We leaped up from our seats on the sofa and rushed outside.  We didn’t make it further than a few feet out the door.  A white fog  blanketed us in, turning the open ocean claustrophobic.  You could barely see up to the bow of the 42 foot catamaran through the haze.   As if we had been transported into a ghost world mist swirled around us, its fingers reaching onto our very deck.  We weren’t going anywhere, not til the fog lifted anyway.

A boat trapped in a dead-calm sea; not a breath of wind stirring the mirror-like surface of the ocean.  And then the fog rolls in, cutting off all contact with the outside world.  100 miles from the nearest point of land no one would find us.  Now this was the stuff nautical horror stories were made of.

The sheets of cotton fog came and went, blurring the days into one another, clearing for an hour or two, only to come back with renewed force.  It was eerie.  The captain and our more experienced crew member reassured us that it was only humidity, not some Davey Jones preparing to pull us down into his locker.

Still, being utterly surrounded by white in that dead calm sea was unsettling.  Sure, we were near untouched coral-heads and reefs that served as veritable grocery stores of lobster and crab, but still.  Snorkeling, diving, exploring, nothing helped.  I couldn’t shake the antsy, trapped feeling of foreboding enveloped by this sinister white mist.

Not a peep on the VHF radio, not a speck on the radar, one day, two, three … I lost count of the sunrises and sunsets.  We were utterly alone.  Alone with the fog.

Then, one morning the blue sky greeted me.  The horizon was clear.  A couple hours later, miracle of miracles, we saw a large salvage ship in the distance.  We had made it out of our nautical purgatory.

The spell broken, and visibility restored we lifted the anchor and motored out of the misty vortex that had trapped us.  We had escaped the fog’s clutches.





  1. Vivid subjective report. Early on you might indicate that you had cast anchor until things cleared up.

  2. Oooh, creepy. Have you ever seen that movie The Fog? That’s all I could think of while I was reading this. Even if you were anchored, I’d be worried about another boat coming along and hitting you, though I imagine radar helps avoid that sort of thing, eh?

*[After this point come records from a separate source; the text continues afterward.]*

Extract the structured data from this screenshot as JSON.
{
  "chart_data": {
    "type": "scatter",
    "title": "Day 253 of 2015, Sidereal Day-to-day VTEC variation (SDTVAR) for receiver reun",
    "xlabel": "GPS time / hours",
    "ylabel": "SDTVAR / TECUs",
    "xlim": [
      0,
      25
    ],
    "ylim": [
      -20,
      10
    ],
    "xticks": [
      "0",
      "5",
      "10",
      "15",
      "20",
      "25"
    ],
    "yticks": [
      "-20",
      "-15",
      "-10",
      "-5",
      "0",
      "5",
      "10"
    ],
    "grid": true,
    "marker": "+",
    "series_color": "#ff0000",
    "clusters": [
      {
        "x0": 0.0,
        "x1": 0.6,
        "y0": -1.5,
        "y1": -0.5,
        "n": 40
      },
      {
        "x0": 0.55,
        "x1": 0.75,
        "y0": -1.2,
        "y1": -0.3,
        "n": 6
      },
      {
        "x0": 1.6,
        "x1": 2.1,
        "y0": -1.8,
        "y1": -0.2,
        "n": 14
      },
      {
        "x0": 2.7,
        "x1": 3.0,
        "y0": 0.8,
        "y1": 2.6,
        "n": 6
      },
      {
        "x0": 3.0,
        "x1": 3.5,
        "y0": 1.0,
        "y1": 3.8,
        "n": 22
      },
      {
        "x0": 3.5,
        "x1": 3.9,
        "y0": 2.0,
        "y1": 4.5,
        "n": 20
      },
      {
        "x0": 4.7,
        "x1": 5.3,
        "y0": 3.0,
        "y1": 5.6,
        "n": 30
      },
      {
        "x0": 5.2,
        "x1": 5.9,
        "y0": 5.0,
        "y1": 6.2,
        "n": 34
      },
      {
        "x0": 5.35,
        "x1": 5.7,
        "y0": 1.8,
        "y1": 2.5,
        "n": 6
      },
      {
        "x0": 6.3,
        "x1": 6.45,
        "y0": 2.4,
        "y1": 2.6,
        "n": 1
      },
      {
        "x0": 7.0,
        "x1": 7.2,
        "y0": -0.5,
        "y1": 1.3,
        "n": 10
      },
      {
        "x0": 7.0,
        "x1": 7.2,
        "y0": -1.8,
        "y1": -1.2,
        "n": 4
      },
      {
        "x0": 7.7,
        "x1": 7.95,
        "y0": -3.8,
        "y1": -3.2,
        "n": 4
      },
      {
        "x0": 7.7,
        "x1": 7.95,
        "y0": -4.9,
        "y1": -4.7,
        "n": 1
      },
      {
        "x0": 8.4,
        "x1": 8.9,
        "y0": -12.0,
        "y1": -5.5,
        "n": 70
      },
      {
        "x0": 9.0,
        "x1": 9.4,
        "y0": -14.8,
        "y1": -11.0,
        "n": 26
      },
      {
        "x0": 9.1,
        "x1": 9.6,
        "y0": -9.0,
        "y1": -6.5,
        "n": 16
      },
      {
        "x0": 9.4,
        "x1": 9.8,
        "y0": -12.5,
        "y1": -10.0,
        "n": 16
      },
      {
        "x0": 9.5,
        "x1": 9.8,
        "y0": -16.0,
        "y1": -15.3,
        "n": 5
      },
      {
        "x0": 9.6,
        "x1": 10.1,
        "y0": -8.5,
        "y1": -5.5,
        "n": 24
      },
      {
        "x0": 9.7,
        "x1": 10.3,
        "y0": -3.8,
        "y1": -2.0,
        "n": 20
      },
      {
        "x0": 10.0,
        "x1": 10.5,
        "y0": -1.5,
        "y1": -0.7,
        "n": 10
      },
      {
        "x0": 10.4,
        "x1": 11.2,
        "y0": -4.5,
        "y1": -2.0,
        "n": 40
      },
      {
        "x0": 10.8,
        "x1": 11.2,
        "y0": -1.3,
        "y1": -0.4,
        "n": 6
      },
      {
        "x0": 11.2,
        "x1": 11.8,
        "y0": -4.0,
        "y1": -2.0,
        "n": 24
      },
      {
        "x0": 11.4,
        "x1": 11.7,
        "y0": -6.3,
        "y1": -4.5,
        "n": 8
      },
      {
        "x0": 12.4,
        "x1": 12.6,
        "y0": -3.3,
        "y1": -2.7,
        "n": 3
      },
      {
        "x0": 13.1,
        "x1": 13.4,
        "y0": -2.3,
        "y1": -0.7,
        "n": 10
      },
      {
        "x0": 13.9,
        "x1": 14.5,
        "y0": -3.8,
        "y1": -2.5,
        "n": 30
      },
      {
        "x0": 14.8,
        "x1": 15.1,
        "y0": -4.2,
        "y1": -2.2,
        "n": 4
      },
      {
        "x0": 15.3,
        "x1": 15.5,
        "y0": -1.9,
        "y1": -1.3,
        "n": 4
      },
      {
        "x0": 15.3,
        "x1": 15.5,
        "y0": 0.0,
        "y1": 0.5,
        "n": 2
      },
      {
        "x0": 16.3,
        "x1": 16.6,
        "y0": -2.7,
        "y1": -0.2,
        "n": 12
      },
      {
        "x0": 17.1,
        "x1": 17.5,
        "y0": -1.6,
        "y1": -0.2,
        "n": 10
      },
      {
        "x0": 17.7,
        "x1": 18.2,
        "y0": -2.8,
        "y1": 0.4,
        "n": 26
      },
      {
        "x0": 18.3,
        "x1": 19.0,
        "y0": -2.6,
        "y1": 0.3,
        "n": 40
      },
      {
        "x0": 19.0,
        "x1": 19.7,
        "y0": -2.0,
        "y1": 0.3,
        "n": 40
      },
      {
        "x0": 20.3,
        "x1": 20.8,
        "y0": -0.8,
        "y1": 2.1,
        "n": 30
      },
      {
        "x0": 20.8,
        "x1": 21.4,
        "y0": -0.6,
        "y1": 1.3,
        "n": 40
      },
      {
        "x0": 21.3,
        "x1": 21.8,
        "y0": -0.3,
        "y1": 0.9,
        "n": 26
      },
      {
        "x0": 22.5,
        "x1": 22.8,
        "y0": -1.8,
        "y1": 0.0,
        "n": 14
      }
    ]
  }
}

    • I haven’t seen the Fog, but yeah, the real stuff was pretty creepy. Radar was definitely good to have but we didn’t use it doesn’t help much in that case. It is a terrible drain on the batteries so we didn’t really use it when we were anchored or during the day, but we did have anchor lights which would have totally helped. Luckily and we only saw one boat on the radar in ten days there.